I used to be a writer, and the best thing about it was that there was no expectation; I wrote, and no one expected anything. It was private work—messy drafts, late-night notes, parcels of thought I could toss out or keep without explanation. That freedom is the engine of getting better: you try things that look stupid on the page, you fail fast, and you learn what’s worth rescuing. There’s a calm in knowing nobody’s billing you for your honest mistakes.
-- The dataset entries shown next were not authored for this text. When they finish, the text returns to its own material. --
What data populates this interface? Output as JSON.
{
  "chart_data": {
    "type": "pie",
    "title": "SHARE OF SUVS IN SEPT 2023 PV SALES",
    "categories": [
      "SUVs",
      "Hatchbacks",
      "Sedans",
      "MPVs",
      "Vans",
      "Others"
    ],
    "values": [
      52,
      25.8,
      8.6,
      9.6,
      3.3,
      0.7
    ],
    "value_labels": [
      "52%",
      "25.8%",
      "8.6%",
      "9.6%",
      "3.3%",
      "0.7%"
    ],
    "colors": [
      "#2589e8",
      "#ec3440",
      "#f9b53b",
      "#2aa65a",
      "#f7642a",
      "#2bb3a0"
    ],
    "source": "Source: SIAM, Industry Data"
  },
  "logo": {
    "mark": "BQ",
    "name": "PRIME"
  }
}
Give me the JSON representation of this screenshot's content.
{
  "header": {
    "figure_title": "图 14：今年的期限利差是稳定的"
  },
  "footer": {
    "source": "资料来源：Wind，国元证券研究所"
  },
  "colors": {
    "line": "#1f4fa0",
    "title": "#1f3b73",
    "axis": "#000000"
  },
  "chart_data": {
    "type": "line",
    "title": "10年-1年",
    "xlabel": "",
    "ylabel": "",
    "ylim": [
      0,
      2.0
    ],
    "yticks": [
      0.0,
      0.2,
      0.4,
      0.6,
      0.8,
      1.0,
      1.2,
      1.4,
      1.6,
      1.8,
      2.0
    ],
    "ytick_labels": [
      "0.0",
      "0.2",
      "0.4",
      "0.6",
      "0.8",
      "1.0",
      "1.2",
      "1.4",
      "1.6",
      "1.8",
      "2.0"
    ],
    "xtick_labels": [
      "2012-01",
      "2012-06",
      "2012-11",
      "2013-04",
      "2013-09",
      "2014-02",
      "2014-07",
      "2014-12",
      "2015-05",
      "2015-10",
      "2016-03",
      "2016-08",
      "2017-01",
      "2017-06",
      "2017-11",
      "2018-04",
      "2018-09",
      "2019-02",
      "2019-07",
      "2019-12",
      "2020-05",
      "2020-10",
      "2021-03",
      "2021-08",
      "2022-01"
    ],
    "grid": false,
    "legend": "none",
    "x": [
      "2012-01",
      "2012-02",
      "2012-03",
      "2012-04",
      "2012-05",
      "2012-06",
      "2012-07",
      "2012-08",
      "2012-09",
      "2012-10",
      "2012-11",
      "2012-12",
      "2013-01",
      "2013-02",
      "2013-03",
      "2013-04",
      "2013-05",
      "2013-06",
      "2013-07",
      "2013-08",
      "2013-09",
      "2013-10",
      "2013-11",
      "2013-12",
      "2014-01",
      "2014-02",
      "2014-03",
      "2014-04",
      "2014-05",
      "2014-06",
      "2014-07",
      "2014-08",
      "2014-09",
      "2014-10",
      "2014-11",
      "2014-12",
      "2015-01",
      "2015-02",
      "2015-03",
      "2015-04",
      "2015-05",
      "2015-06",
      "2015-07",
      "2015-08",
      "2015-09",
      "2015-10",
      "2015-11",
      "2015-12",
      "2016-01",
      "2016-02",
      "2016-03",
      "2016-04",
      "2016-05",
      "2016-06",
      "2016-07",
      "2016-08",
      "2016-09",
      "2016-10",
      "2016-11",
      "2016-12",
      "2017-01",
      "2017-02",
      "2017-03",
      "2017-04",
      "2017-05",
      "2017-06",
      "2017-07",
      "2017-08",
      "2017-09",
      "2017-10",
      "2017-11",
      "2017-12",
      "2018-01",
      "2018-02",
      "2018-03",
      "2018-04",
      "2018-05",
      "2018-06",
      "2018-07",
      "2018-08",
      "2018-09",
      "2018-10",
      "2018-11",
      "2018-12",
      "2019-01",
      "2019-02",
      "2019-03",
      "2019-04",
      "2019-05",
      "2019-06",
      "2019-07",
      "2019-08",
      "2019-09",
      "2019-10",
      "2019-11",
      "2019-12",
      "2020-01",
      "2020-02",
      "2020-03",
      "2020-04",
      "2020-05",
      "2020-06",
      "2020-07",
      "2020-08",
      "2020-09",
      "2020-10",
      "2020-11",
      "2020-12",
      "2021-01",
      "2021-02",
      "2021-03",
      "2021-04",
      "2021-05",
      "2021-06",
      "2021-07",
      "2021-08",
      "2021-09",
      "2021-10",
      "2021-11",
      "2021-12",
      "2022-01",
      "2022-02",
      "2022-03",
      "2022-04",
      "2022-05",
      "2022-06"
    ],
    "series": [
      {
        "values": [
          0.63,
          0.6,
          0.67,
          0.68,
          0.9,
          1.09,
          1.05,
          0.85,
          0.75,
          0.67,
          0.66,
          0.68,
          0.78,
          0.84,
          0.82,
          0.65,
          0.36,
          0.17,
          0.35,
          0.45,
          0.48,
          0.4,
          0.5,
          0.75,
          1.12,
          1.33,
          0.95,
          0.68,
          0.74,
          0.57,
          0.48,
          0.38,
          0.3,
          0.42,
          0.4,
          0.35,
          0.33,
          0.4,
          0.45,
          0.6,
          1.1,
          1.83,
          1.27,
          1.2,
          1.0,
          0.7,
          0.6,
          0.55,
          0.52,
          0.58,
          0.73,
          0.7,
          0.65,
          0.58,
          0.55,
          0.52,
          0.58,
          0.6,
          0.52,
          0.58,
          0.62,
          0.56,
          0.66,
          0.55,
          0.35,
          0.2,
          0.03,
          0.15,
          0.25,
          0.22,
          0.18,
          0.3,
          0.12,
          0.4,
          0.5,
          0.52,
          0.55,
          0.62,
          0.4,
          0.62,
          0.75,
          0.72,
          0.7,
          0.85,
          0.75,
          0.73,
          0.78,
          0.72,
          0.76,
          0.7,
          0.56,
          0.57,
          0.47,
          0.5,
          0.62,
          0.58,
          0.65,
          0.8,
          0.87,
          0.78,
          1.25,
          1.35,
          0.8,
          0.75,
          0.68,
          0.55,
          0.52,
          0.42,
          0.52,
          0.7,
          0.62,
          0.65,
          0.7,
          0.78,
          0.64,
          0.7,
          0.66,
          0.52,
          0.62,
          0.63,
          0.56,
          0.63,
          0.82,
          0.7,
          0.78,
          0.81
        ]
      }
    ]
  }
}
Once it was proven that I could write, there was a paradigm shift. After becoming a successful author and ghostwriter, the job kept the solitude but traded the quiet for a ledger of obligations. People—editors, clients, readers, family—started bringing their own maps to the table, each one convinced it was the best route. My inbox became a petition box. Suddenly, I’m not only creating work; I’m shepherding expectations. That’s the rub: being an author is still a solitary vocation, but everyone wants to steer your career to meet their expectations—not yours. Contracts, deadlines, social-media post schedules, promotion events, and well-meaning advice pile up and thin the time you have to do the thing that matters most: the private work where you risk being bad so you can one day be good.
What I tell writers now is to protect a corner of no-expectation time. Call it a practice run, a notebook hour, a wilderness route you reserve for yourself. Keep one piece of paper tucked away that knows only you. The rest—clients, launches, awards—are tools and obligations; useful, but they’re not the quiet that teaches skill. If you can hold on to that small, expectation-free patch of paper, you keep the part that made you a writer in the first place.
Hemingway famously wrote, “All you have to do is write one true sentence. Write the truest sentence that you know”. I agree; write that one true sentence for yourself; it’s your true north star.